SRAGEN, diswaysolo.id – Di tengah gencarnya janji untuk pendidikan yang merata seperti rencana pemberian seragam gratis dari Bupati, lebih dari 24.000 anak di Kabupaten Sragen justru terabaikan dari hak anggaran daerah. Mereka adalah siswa-siswi yang menempuh pendidikan di madrasah, mulai dari Madrasah Ibtidaiyah (MI) hingga Madrasah Tsanawiyah (MTs). Lebih dari 24 Ribu Santri.
Ironisnya, alasan di balik penghentian bantuan ini hanyalah karena mereka bersekolah di bawah naungan Kementerian Agama, bukan Dinas Pendidikan. Fakta ini menjadi tamparan keras bagi keadilan pendidikan. Data menunjukkan sekitar 16.000 siswa MI, baik negeri maupun swasta, dan 8.870 siswa MTs terpaksa gigit jari.

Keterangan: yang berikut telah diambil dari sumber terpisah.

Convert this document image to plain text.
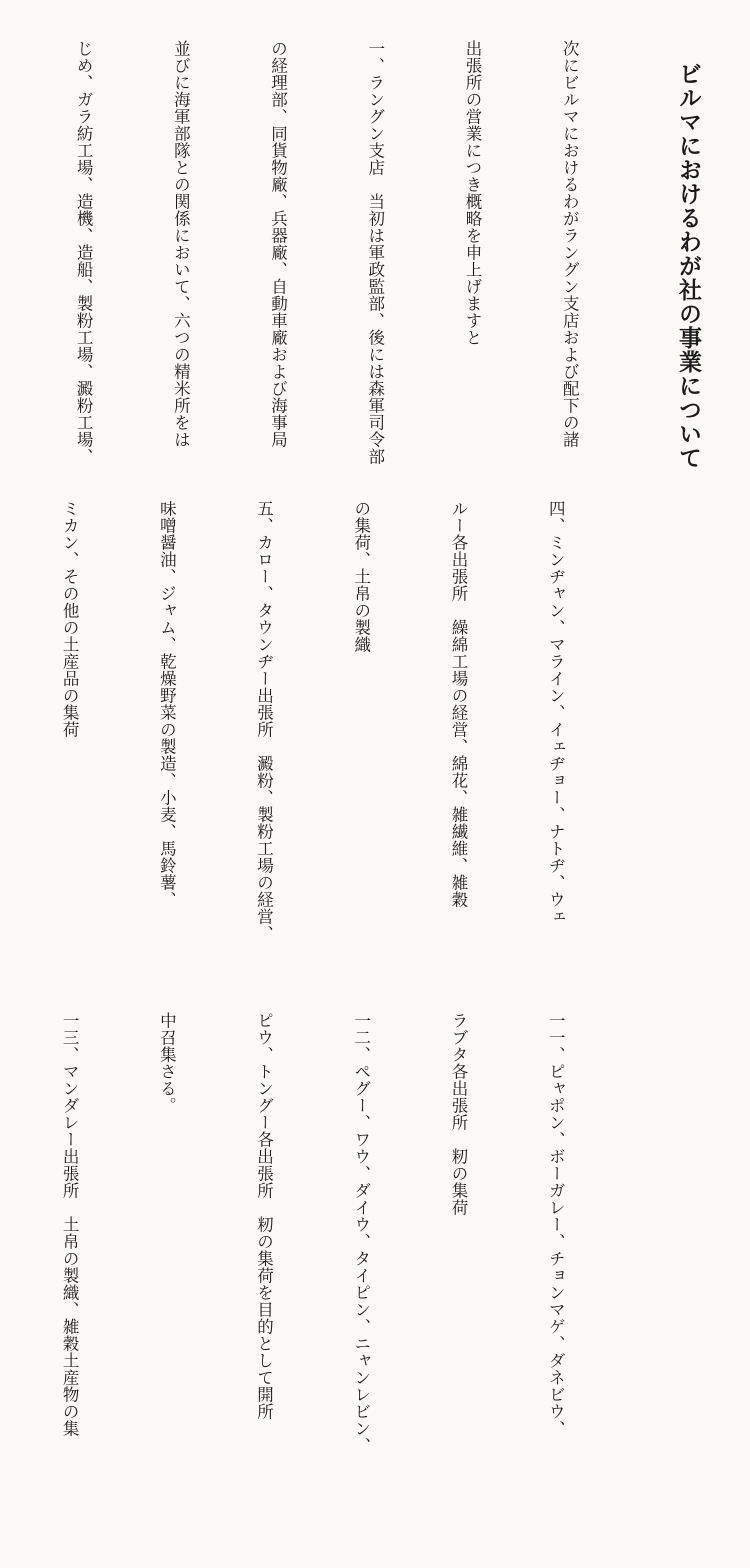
ビルマにおけるわが社の事業について

次にビルマにおけるわがラングン支店および配下の諸

出張所の営業につき概略を申上げますと

一、ラングン支店　当初は軍政監部、後には森軍司令部

の経理部、同貨物廠、兵器廠、自動車廠および海事局

並びに海軍部隊との関係において、六つの精米所をは

じめ、ガラ紡工場、造機、造船、製粉工場、澱粉工場、

四、ミンヂャン、マライン、イェヂョー、ナトヂ、ウェ

ルー各出張所　繰綿工場の経営、綿花、雑繊維、雑穀

の集荷、土帛の製織

五、カロー、タウンヂー出張所　澱粉、製粉工場の経営、

味噌醤油、ジャム、乾燥野菜の製造、小麦、馬鈴薯、

ミカン、その他の土産品の集荷

一一、ピャポン、ボーガレー、チョンマゲ、ダネビウ、

ラブタ各出張所　籾の集荷

一二、ペグー、ワウ、ダイウ、タイピン、ニャンレビン、

ピウ、トングー各出張所　籾の集荷を目的として開所

中召集さる。

一三、マンダレー出張所　土帛の製織、雑穀土産物の集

Kepala Kantor Kementerian Agama (Kemenag) Kabupaten Sragen, Ihsan Muhadi, mengonfirmasi bahwa madrasah memang tidak mendapatkan BOSDA tahun ini. “Sudah lama mas, katanya dobel anggaran,” ujarnya, mengutip alasan yang pernah ia dengar.
Ihsan menambahkan, bantuan anggaran untuk santri madrasah saat ini hanya berasal dari pemerintah pusat, yaitu Bantuan Operasional Sekolah (BOS) yang memang sudah lama mereka terima.
Lebih dari 24 ribu santri madrasah kini tidak mendapatkan BOSDA
Di sisi lain, Kepala Dinas Pendidikan dan Kebudayaan Kabupaten (Disdikbud) Sragen, Prihantomo, menegaskan bahwa MI dan MTs memang tidak menerima BOSDA. Dia juga menyebutkan bahwa keputusan ini terkait dengan “efisiensi anggaran dan skala prioritas” pemerintah kabupaten.
Pegiat Pendidikan asal Sragen, Nur Muhammad Sugiyarto, menilai penjelasan tersebut seakan menutupi fakta bahwa anak-anak madrasah ini adalah warga Sragen yang sama-sama berhak atas dukungan pemerintah daerah.
Di saat bantuan anggaran bagi siswa sekolah umum terus mengalir, para siswa madrasah justru “dianggap” sudah cukup dengan bantuan dari pusat.
Padahal, kebutuhan pendidikan di daerah seringkali melampaui apa yang bisa dicakup oleh dana BOS dari pemerintah pusat. Penghentian BOSDA ini menciptakan jurang pemisah yang nyata.